Обстановку в это время в штабе ПрибОВО в Риге, описывает командующий артиллерии 27-й армии Н. М. Хлебников, прибывший туда добиться выдачи  артиллерийским частям необходимых боеприпасов:

«В штабе пустовато. Почти все руководящие работники во главе с генерал-полковником Кузнецовым еще в войсках. На месте только заместитель командующего генерал-лейтенант Е. П. Сафронов. Он не скрывал беспокойства: с командующим так и не было связи… Начались непрерывные звонки из частей. Командиры спрашивали: как понимать директиву командующего округом? Как отличить провокацию от настоящей атаки, если противник предпринял боевые действия?

Положение у Егора Павловича затруднительное: что им ответить, если сам в глаза не видел этой директивы. командующий округом отправил ее войскам первого эшелона, не известив своего заместителя»[lxv].

Напряженность нарастала. Командир 10-й стрелковой дивизии доложил: «По всей границе слышен шум моторов». От одной из пограничных застав поступило сообщение: «В 2 часа 30 минут 10 немецких танков подошли непосредственно к нашей пограничной заставе и, не предпринимая никаких действий, остановились». Из 125-й стрелковой дивизии докладывали: «В три часа утра перед фронтом дивизии отмечено большое скопление пехоты и танков»[lxvi]. Штаб округа отвечал однотипно: «Не поддавайтесь на провокацию»[lxvii]. А что еще мог ответить штаб, скованный директивой № 1?

 

Первые минуты войны

 

В описании последующих событий ‑ точного времени начала войны, и что было первым: артобстрел или авиационный налет, отечественные источники расходятся.

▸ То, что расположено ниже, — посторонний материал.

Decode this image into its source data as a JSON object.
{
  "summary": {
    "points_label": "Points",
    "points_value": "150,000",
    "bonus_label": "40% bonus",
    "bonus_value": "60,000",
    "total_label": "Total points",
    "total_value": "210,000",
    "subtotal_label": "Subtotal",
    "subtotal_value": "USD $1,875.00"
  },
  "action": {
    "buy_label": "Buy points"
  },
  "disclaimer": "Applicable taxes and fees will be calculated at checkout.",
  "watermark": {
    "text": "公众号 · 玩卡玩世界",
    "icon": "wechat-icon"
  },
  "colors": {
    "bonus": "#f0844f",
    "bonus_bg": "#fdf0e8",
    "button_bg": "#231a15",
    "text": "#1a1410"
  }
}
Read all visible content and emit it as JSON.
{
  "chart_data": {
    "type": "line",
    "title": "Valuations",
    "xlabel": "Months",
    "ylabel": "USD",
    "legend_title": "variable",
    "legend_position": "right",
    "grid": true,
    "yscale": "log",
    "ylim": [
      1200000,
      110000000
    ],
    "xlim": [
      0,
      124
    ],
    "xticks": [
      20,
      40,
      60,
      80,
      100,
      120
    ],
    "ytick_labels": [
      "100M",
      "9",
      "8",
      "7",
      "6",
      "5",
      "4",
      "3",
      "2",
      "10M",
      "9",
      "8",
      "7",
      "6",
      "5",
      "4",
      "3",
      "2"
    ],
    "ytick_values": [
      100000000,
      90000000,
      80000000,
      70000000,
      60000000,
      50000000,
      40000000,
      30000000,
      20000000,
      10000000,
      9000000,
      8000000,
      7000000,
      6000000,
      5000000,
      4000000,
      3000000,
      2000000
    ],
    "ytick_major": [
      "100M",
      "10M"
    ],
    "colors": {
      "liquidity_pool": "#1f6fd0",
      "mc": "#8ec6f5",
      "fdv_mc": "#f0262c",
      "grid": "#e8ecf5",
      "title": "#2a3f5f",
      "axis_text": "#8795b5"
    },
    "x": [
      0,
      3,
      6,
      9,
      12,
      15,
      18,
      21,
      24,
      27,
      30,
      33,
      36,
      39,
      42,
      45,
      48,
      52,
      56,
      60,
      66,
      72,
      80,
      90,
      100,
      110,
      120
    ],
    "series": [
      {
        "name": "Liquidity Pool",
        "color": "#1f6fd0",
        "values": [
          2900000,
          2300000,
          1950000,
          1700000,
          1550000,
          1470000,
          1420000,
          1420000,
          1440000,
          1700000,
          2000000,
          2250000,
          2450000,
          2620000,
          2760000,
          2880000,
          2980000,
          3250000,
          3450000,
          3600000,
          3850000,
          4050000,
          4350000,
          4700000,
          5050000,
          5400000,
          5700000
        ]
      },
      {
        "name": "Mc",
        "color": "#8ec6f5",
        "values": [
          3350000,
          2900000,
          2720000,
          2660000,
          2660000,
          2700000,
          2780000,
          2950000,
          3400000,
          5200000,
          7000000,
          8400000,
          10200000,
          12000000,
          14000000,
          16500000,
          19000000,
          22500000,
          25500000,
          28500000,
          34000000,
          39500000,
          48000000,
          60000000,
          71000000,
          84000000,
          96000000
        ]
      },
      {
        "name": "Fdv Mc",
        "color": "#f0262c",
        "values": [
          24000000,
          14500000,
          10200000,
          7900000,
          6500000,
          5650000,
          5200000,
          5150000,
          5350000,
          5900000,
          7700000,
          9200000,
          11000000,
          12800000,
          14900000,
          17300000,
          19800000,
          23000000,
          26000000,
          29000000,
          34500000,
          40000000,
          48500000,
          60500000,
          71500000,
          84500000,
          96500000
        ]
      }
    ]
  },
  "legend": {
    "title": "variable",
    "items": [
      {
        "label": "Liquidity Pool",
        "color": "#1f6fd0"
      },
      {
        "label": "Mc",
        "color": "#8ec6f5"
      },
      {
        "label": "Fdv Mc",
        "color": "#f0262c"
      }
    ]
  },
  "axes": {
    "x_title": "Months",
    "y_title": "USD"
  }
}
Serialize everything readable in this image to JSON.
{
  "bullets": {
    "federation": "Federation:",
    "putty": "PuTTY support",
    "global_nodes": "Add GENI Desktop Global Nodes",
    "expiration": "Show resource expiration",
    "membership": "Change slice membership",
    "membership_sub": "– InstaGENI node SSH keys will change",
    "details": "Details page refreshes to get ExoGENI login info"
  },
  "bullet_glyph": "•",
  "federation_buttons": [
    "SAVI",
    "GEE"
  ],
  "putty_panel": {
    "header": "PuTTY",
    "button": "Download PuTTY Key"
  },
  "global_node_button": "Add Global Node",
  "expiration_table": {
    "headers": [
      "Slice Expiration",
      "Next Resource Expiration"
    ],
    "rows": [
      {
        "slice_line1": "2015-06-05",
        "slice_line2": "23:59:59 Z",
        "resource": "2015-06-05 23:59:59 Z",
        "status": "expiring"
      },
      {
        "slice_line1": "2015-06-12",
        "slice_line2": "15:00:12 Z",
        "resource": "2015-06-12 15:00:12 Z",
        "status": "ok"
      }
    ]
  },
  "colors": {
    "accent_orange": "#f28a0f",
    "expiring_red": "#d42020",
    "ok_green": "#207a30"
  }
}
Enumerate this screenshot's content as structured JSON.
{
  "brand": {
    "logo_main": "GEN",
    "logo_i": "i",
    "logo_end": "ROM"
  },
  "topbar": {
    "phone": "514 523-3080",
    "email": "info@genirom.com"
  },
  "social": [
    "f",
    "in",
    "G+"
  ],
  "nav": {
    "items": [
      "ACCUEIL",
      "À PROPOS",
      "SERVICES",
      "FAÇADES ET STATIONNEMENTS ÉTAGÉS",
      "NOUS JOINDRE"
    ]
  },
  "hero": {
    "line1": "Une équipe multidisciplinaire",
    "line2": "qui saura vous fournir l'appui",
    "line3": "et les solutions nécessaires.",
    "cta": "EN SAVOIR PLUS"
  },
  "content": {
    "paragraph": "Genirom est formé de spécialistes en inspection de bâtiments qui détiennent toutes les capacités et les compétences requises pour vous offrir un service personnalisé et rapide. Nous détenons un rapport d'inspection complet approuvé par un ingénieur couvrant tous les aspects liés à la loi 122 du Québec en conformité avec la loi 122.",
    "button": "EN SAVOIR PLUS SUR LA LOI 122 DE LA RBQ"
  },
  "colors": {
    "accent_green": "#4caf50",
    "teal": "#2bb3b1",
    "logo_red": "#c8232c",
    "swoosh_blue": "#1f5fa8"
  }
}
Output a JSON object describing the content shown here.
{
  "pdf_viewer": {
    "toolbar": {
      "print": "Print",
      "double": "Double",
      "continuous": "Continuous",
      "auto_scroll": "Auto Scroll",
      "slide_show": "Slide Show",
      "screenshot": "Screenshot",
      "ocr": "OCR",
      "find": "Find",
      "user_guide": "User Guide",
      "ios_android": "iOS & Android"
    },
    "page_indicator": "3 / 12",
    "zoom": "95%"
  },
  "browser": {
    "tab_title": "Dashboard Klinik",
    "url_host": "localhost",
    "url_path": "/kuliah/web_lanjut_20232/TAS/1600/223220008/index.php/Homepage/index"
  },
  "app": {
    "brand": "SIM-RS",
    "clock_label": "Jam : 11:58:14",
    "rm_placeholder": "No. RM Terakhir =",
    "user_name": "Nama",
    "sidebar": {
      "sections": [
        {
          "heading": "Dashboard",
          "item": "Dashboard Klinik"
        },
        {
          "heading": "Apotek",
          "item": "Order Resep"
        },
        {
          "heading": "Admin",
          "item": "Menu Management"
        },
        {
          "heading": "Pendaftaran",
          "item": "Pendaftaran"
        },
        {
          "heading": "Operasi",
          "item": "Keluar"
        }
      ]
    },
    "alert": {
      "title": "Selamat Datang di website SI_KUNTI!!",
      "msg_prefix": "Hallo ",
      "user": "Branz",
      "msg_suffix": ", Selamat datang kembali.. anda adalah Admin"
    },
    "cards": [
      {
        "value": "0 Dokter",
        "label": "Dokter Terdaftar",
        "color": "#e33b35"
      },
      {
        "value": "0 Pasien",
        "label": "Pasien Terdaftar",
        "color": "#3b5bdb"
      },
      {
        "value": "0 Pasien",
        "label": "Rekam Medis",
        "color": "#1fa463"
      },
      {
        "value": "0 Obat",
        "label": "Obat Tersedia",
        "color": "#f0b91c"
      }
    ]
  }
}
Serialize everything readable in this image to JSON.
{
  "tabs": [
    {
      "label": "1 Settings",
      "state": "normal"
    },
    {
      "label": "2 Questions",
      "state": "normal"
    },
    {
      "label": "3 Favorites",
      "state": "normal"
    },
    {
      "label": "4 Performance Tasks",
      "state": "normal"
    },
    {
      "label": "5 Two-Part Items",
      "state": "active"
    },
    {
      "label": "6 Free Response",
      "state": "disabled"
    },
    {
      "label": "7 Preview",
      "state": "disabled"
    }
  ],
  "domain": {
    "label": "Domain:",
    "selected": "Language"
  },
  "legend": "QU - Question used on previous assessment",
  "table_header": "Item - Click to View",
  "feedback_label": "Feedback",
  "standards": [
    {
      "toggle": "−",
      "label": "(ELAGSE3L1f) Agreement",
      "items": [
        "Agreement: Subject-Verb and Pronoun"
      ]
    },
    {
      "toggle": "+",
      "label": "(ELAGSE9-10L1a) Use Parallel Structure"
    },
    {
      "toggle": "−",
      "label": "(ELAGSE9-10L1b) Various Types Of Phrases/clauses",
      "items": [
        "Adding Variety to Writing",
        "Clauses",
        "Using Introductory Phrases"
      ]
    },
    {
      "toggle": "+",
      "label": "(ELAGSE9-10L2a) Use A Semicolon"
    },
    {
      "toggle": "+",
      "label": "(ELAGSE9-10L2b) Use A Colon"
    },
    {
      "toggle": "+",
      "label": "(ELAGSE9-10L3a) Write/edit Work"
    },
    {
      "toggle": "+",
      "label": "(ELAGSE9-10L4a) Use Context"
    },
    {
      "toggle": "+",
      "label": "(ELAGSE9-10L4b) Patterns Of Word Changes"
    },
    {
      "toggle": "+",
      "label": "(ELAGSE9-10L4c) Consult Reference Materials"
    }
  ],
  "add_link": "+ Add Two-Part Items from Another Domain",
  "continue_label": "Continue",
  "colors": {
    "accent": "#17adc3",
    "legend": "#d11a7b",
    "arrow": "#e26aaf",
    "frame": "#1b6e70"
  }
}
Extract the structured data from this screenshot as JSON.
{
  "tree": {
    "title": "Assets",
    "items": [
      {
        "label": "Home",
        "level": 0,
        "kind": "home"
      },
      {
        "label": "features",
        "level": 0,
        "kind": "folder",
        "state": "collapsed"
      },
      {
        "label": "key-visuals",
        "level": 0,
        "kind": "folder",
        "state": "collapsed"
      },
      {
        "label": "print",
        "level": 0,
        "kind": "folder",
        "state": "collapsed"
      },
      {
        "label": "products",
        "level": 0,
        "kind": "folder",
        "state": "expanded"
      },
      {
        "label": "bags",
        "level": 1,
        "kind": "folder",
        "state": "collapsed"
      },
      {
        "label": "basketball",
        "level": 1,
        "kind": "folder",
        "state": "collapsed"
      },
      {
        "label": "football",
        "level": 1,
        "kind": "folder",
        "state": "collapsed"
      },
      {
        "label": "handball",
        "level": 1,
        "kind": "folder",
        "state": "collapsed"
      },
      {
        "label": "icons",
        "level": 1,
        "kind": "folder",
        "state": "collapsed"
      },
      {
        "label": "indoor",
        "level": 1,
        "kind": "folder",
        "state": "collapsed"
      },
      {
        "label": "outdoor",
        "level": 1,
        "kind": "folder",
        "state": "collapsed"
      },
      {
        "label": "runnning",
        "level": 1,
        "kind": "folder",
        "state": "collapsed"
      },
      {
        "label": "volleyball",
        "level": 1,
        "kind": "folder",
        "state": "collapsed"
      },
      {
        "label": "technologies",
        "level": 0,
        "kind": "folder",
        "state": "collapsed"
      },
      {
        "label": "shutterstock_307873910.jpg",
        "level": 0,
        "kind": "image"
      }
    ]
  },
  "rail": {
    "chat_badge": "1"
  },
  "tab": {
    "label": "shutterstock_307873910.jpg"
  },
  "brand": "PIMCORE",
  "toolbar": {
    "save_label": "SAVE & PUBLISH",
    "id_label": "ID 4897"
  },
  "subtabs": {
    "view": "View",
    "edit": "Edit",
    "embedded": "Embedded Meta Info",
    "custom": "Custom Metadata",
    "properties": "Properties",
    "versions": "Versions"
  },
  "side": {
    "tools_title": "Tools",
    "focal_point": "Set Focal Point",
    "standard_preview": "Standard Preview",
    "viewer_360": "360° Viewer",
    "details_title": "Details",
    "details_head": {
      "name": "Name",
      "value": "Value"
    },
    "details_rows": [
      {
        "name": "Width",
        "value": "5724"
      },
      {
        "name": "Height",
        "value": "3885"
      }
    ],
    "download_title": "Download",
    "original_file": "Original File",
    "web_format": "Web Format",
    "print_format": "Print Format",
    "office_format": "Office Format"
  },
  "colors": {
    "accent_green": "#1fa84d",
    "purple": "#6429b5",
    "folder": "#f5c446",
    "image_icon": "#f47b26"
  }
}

Командующий ПрибОВО Ф. И. Кузнецов в 6.10 докладывал наркому обороны: «В 4.00 22.6.41 г. немцы начали боевые действия. Военно-воздушные силы противника бомбардировали аэродромы *Виндава, Паневежис, Шяуляй, *Ковно. Обстреляли артиллерией Паланга, Таураге, Калвария»[lxviii].

Директива № 2 от 22.6.41 г. 7.15 Тимошенко, Маленкова, Жукова также указывает на 4.00[lxix].

В истории немецкой 1-й танковой дивизии записано, что 21 июня в 13.30 поступил приказ: «Б[арбаросса] ‑ 22.6.1941. Начало наступления 3.05»[23]. Аналогичная запись имеется в истории немецкой 21-й пехотной дивизии: «Б-день – 22.6.1941. Время Х – 3.05»[24]

В разведывательной сводке для Генерального штаба, подписанной П. Кленовым, начальником штаба Северо-Западного фронта, уточнялось: «После артиллерийской подготовки военно-воздушные силы противника нарушили государственную границу и, начиная с 4.15 22.6.41 г., производили налеты и бомбардировку ряда объектов на нашей территории»[lxx].

 

Рисунок 5. Часть географической карты «Литовская ССР[lxxi]

 

Не пытаясь разобраться в этих разночтениях, приведем яркие воспоминания очевидцев о происходившем на Шяуляйском направлении у Таураге в первые минуты войны.

А. Ионин: «Без десяти четыре я вышел из штаба проверить часового. Светало. С луга, из-за реки Юры полз туман… Дружно, как и вечером, перекликались за околицей дергачи… Город мирно спал, как вчера, как и неделю назад…

Часовой ходил возле штаба в полной боевой готовности: с винтовкой в руках, с противогазом, со скаткой за спиной. В крепости, где размещались подразделения управления части и склады, гудели моторы автомашин…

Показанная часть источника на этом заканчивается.